Money is obviously a touchy subject between Taylor and the man TIME recently dubbed one of the richest men in show business. While James Pulliam, father and manager of Cosby kid Keshia Knight-Pulliam, put up $30,000 for her show, Clarice was afraid to approach Cosby himself. "People are after him all the time," she says. "I took him the poster from the show, and he told me to put it up in one of the kids' rooms on the set. These are the kinds of things he does."
Taylor's obsession with doing a show about Mabley dates to a revue sketch she did at a 1981 tribute to the Apollo Theater. But her act consisted purely of Moms's old jokes. She wanted to know more about Moms the woman. Taylor found little on the record, and so she began tracking down people who knew Mabley, who died at 81 in 1975. Among them was Moms's brother Melvin. Ultimately a startling picture emerged: Moms, born Loretta Mary Aiken in North Carolina, had seen her parents killed in freak accidents, had been raped twice by the age of 13 and had delivered two babies she gave up for adoption.

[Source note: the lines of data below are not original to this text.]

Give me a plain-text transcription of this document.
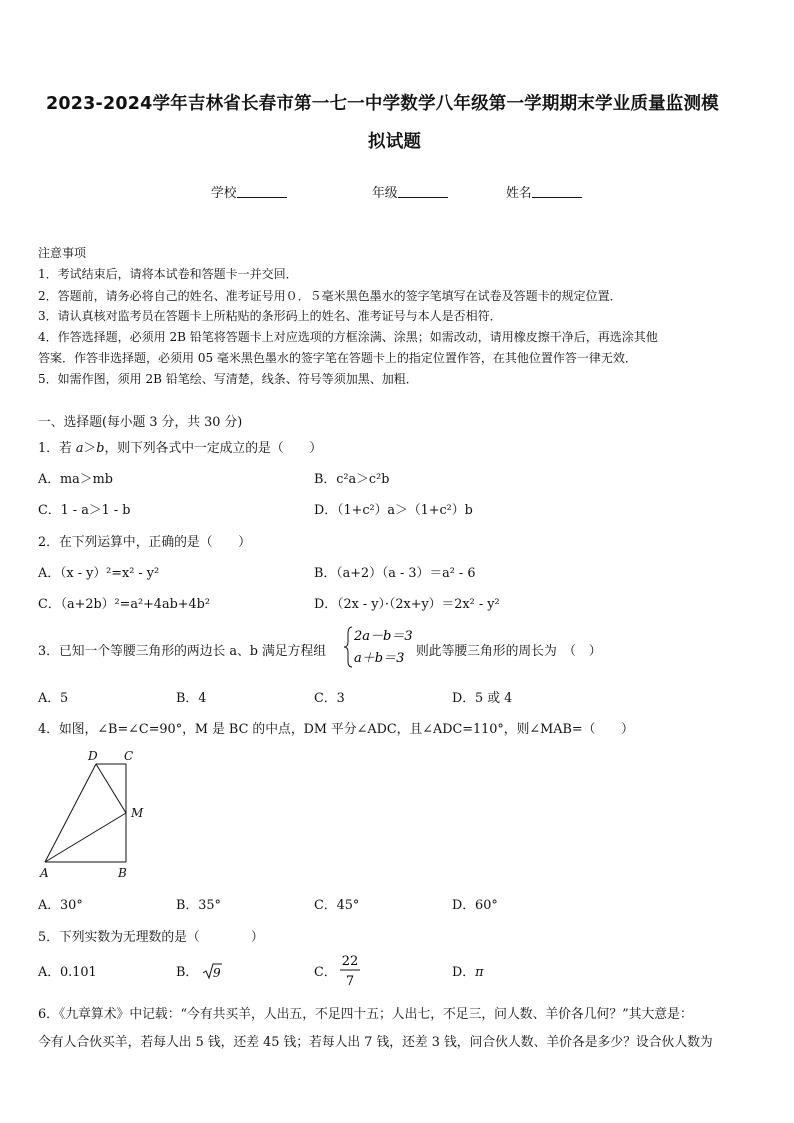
2023-2024学年吉林省长春市第一七一中学数学八年级第一学期期末学业质量监测模
拟试题
学校	年级	姓名
注意事项
1．考试结束后，请将本试卷和答题卡一并交回．
2．答题前，请务必将自己的姓名、准考证号用０．５毫米黑色墨水的签字笔填写在试卷及答题卡的规定位置．
3．请认真核对监考员在答题卡上所粘贴的条形码上的姓名、准考证号与本人是否相符．
4．作答选择题，必须用 2B 铅笔将答题卡上对应选项的方框涂满、涂黑；如需改动，请用橡皮擦干净后，再选涂其他
答案．作答非选择题，必须用 05 毫米黑色墨水的签字笔在答题卡上的指定位置作答，在其他位置作答一律无效．
5．如需作图，须用 2B 铅笔绘、写清楚，线条、符号等须加黑、加粗．
一、选择题(每小题 3 分，共 30 分)
1．若 a＞b，则下列各式中一定成立的是（　　）
A．ma＞mb	B．c²a＞c²b
C．1 - a＞1 - b	D．（1+c²）a＞（1+c²）b
2．在下列运算中，正确的是（　　）
A．（x - y）²=x² - y²	B．（a+2）（a - 3）＝a² - 6
C．（a+2b）²=a²+4ab+4b²	D．（2x - y）·（2x+y）＝2x² - y²
3．已知一个等腰三角形的两边长 a、b 满足方程组
2a－b＝3
a＋b＝3 则此等腰三角形的周长为　（　）
A．5	B．4	C．3	D．5 或 4
4．如图，∠B=∠C=90°，M 是 BC 的中点，DM 平分∠ADC，且∠ADC=110°，则∠MAB=（　　）
D C
M
A	B
A．30°	B．35°	C．45°	D．60°
5．下列实数为无理数的是（　　　　）
A．0.101	B． 9	C．
22
7
D．π
6．《九章算术》中记载：“今有共买羊，人出五，不足四十五；人出七，不足三，问人数、羊价各几何？”其大意是：
今有人合伙买羊，若每人出 5 钱，还差 45 钱；若每人出 7 钱，还差 3 钱，问合伙人数、羊价各是多少？设合伙人数为
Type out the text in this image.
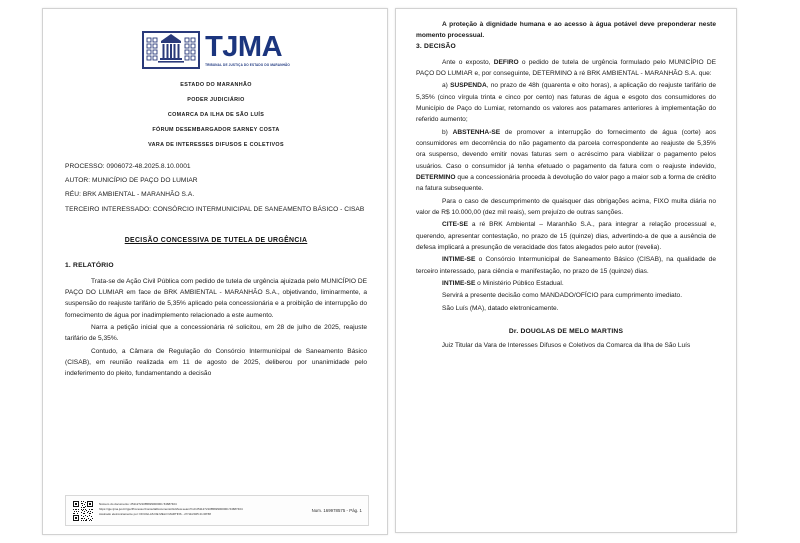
TJMA
TRIBUNAL DE JUSTIÇA DO ESTADO DO MARANHÃO

ESTADO DO MARANHÃO

PODER JUDICIÁRIO

COMARCA DA ILHA DE SÃO LUÍS

FÓRUM DESEMBARGADOR SARNEY COSTA

VARA DE INTERESSES DIFUSOS E COLETIVOS

PROCESSO: 0906072-48.2025.8.10.0001

AUTOR: MUNICÍPIO DE PAÇO DO LUMIAR

RÉU: BRK AMBIENTAL - MARANHÃO S.A.

TERCEIRO INTERESSADO: CONSÓRCIO INTERMUNICIPAL DE SANEAMENTO BÁSICO - CISAB

DECISÃO CONCESSIVA DE TUTELA DE URGÊNCIA
1. RELATÓRIO

Trata-se de Ação Civil Pública com pedido de tutela de urgência ajuizada pelo MUNICÍPIO DE PAÇO DO LUMIAR em face de BRK AMBIENTAL - MARANHÃO S.A., objetivando, liminarmente, a suspensão do reajuste tarifário de 5,35% aplicado pela concessionária e a proibição de interrupção do fornecimento de água por inadimplemento relacionado a este aumento.

Narra a petição inicial que a concessionária ré solicitou, em 28 de julho de 2025, reajuste tarifário de 5,35%.

Contudo, a Câmara de Regulação do Consórcio Intermunicipal de Saneamento Básico (CISAB), em reunião realizada em 11 de agosto de 2025, deliberou por unanimidade pelo indeferimento do pleito, fundamentando a decisão

Número do documento: 25112721085829000001 54687404

https://pje.tjma.jus.br/pje/Processo/ConsultaDocumento/listView.seam?nd=25112721085829000001 54687404

Assinado eletronicamente por: DOUGLAS DE MELO MARTINS - 27/11/2025 21:08:58

Num. 169978575 - Pág. 1

A proteção à dignidade humana e ao acesso à água potável deve preponderar neste momento processual.

3. DECISÃO

Ante o exposto, DEFIRO o pedido de tutela de urgência formulado pelo MUNICÍPIO DE PAÇO DO LUMIAR e, por conseguinte, DETERMINO à ré BRK AMBIENTAL - MARANHÃO S.A. que:

a) SUSPENDA, no prazo de 48h (quarenta e oito horas), a aplicação do reajuste tarifário de 5,35% (cinco vírgula trinta e cinco por cento) nas faturas de água e esgoto dos consumidores do Município de Paço do Lumiar, retornando os valores aos patamares anteriores à implementação do referido aumento;

b) ABSTENHA-SE de promover a interrupção do fornecimento de água (corte) aos consumidores em decorrência do não pagamento da parcela correspondente ao reajuste de 5,35% ora suspenso, devendo emitir novas faturas sem o acréscimo para viabilizar o pagamento pelos usuários. Caso o consumidor já tenha efetuado o pagamento da fatura com o reajuste indevido, DETERMINO que a concessionária proceda à devolução do valor pago a maior sob a forma de crédito na fatura subsequente.

Para o caso de descumprimento de quaisquer das obrigações acima, FIXO multa diária no valor de R$ 10.000,00 (dez mil reais), sem prejuízo de outras sanções.

CITE-SE a ré BRK Ambiental – Maranhão S.A., para integrar a relação processual e, querendo, apresentar contestação, no prazo de 15 (quinze) dias, advertindo-a de que a ausência de defesa implicará a presunção de veracidade dos fatos alegados pelo autor (revelia).

INTIME-SE o Consórcio Intermunicipal de Saneamento Básico (CISAB), na qualidade de terceiro interessado, para ciência e manifestação, no prazo de 15 (quinze) dias.

INTIME-SE o Ministério Público Estadual.

Servirá a presente decisão como MANDADO/OFÍCIO para cumprimento imediato.

São Luís (MA), datado eletronicamente.

Dr. DOUGLAS DE MELO MARTINS

Juiz Titular da Vara de Interesses Difusos e Coletivos da Comarca da Ilha de São Luís
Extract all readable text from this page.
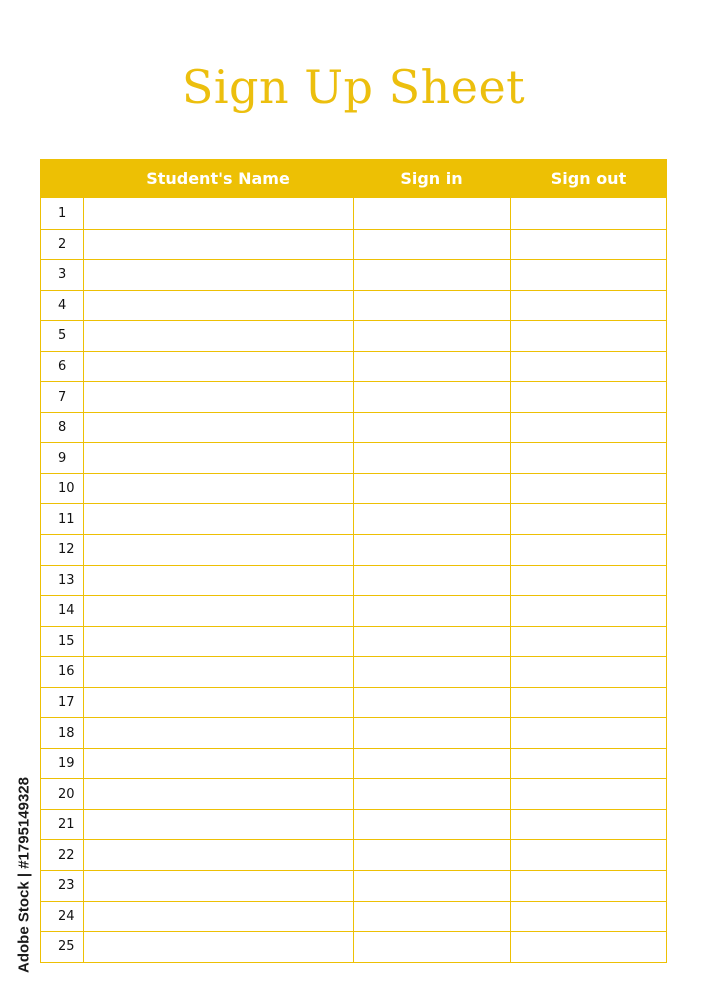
Sign Up Sheet
Student's Name	Sign in	Sign out
1
2
3
4
5
6
7
8
9
10
11
12
13
14
15
16
17
18
19
20
21
22
23
24
25
Adobe Stock | #1795149328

At 14, she ran away to join the black vaudeville circuit, taking the name Jackie Mabley from an ex-lover and eventually becoming known as "Moms" by audiences she addressed as "children." Mabley, who Taylor reports later became a lesbian, moved into clubs, TV and film. She acquired a Rolls-Royce and a sable coat but stayed resolutely ragtag as Moms.
In 1985 Taylor gave her research material to author Childress, her friend since 1947. Childress came up with Moms, dealing with both Mabley's humor and her life, and the play opened a month long off-Broadway run last February, drawing sellout crowds. Before the play reopened in August, Taylor wanted some revisions. Childress did not. "So I said, 'Okay, I'll get someone else to do it,' " says Taylor. Moms reopened with Ben Caldwell credited as author. Childress is now suing for copyright infringement and unfair competition. "The similarities are Moms's life, and that can't be copyrighted," says Taylor. Childress responds: "They took my play, redid it a little and put someone else's name on it. I'm not concerned with money. I just want my play back."

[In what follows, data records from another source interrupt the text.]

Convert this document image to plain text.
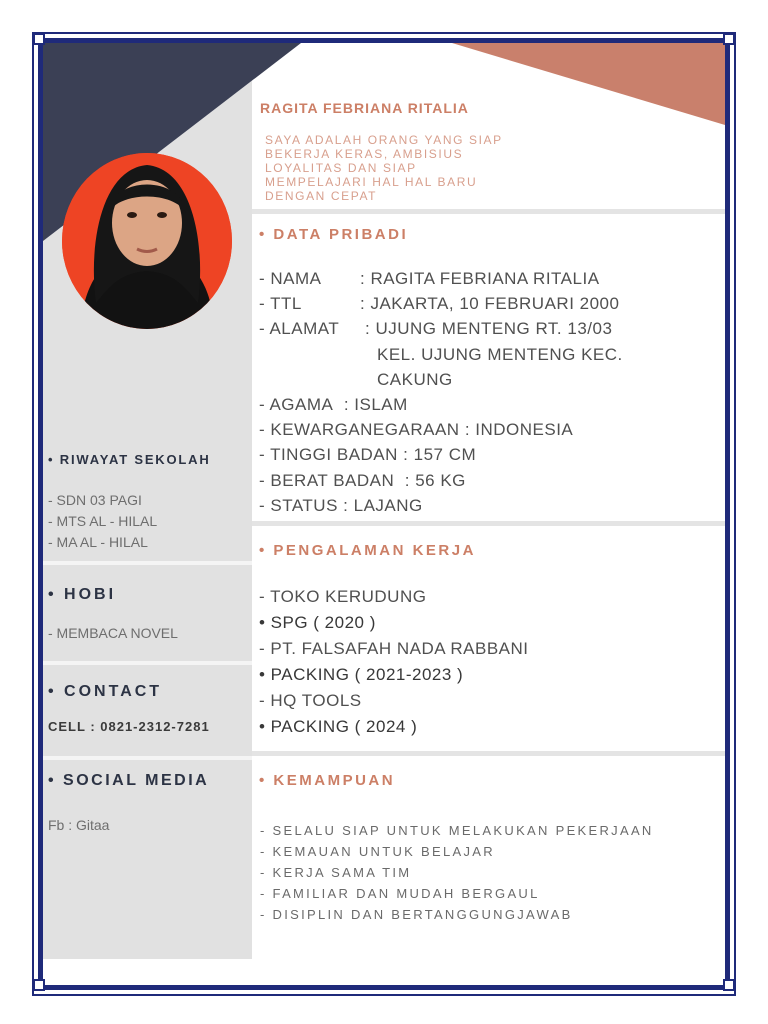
RAGITA FEBRIANA RITALIA
SAYA ADALAH ORANG YANG SIAP
BEKERJA KERAS, AMBISIUS
LOYALITAS DAN SIAP
MEMPELAJARI HAL HAL BARU
DENGAN CEPAT
• DATA PRIBADI
- NAMA : RAGITA FEBRIANA RITALIA
- TTL	: JAKARTA, 10 FEBRUARI 2000
- ALAMAT : UJUNG MENTENG RT. 13/03
KEL. UJUNG MENTENG KEC.
CAKUNG
- AGAMA : ISLAM
- KEWARGANEGARAAN : INDONESIA
- TINGGI BADAN : 157 CM
- BERAT BADAN : 56 KG
- STATUS : LAJANG
• PENGALAMAN KERJA
- TOKO KERUDUNG
• SPG ( 2020 )
- PT. FALSAFAH NADA RABBANI
• PACKING ( 2021-2023 )
- HQ TOOLS
• PACKING ( 2024 )
• KEMAMPUAN
- SELALU SIAP UNTUK MELAKUKAN PEKERJAAN
- KEMAUAN UNTUK BELAJAR
- KERJA SAMA TIM
- FAMILIAR DAN MUDAH BERGAUL
- DISIPLIN DAN BERTANGGUNGJAWAB
• RIWAYAT SEKOLAH
- SDN 03 PAGI
- MTS AL - HILAL
- MA AL - HILAL
• HOBI
- MEMBACA NOVEL
• CONTACT
CELL : 0821-2312-7281
• SOCIAL MEDIA
Fb : Gitaa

Whatever the outcome of the suit, Childress says, "I don't see how we could ever be friends again." Taylor notes that the last time she saw Childress, "Alice gave me this look of hatred, one that I will always carry."

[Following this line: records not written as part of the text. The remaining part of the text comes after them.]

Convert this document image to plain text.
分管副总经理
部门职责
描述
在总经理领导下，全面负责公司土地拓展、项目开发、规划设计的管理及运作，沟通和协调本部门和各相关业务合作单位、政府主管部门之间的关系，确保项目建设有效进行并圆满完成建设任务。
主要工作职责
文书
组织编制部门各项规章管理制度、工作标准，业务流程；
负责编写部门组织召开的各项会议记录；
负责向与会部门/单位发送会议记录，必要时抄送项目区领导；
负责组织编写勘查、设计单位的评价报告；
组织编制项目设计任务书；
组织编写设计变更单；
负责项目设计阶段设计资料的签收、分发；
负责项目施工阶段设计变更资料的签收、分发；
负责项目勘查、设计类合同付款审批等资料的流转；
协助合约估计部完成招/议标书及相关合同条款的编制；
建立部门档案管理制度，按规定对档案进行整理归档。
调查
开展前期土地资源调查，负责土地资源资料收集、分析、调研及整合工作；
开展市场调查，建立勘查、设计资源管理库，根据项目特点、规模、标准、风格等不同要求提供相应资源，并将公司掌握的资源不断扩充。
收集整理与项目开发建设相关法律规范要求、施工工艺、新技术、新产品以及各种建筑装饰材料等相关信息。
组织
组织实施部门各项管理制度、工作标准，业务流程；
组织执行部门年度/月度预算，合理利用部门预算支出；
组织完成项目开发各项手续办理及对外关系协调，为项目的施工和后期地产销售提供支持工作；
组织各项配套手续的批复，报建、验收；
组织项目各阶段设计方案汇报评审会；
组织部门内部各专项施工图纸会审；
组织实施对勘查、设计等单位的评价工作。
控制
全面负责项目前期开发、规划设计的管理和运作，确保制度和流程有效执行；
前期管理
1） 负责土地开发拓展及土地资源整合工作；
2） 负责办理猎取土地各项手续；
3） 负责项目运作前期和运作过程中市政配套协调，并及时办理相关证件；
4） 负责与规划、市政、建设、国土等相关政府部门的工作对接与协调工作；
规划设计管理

Still, Taylor is determined not to let the wrangle spoil a career high she has labored so long to reach. Clarice, the second youngest of three children, was growing up in Harlem when she told her father, Leon, a post-office dispatcher, and her mother, Ophelia, a nurse, that she wanted to become an actress. They were incensed, considering "theater synonymous with prostitution." Her parents later split and her father remarried. It is especially satisfying for Clarice that her stepmother, Essie, 94, sent $1,000 to help produce Moms. "It gave me so much confidence to know she believed in me," Taylor says.
After graduating from high school, Taylor attended Columbia for a year before going to work in the post office. For 20 years she boxed mail at night, pursuing acting jobs by day. Finally, in 1967, when she was 40 years old, she was asked to join the fledgling Negro Ensemble Company. In 1972, she moved to L.A. with her husband, Claude, a pharmaceutical salesman with heart trouble, and their two children, William, now 27, and Jimmy, 25. Clarice found roles in film (Play Misty for Me) and TV (Ironside). In 1974 she won a role on Broadway in The Wiz, which ran for nearly five years. When Claude died in 1977, she opted to stay permanently in New York.
Taylor insists she has no interest in marrying again because she doesn't want to be subjected to "anybody's moods and whims." She lives in the Harlem brownstone she bought in 1980, and insists Moms is her guardian angel. "I feel like I've been holding on to the tail of a comet," she says, "while Moms is up there directing everything."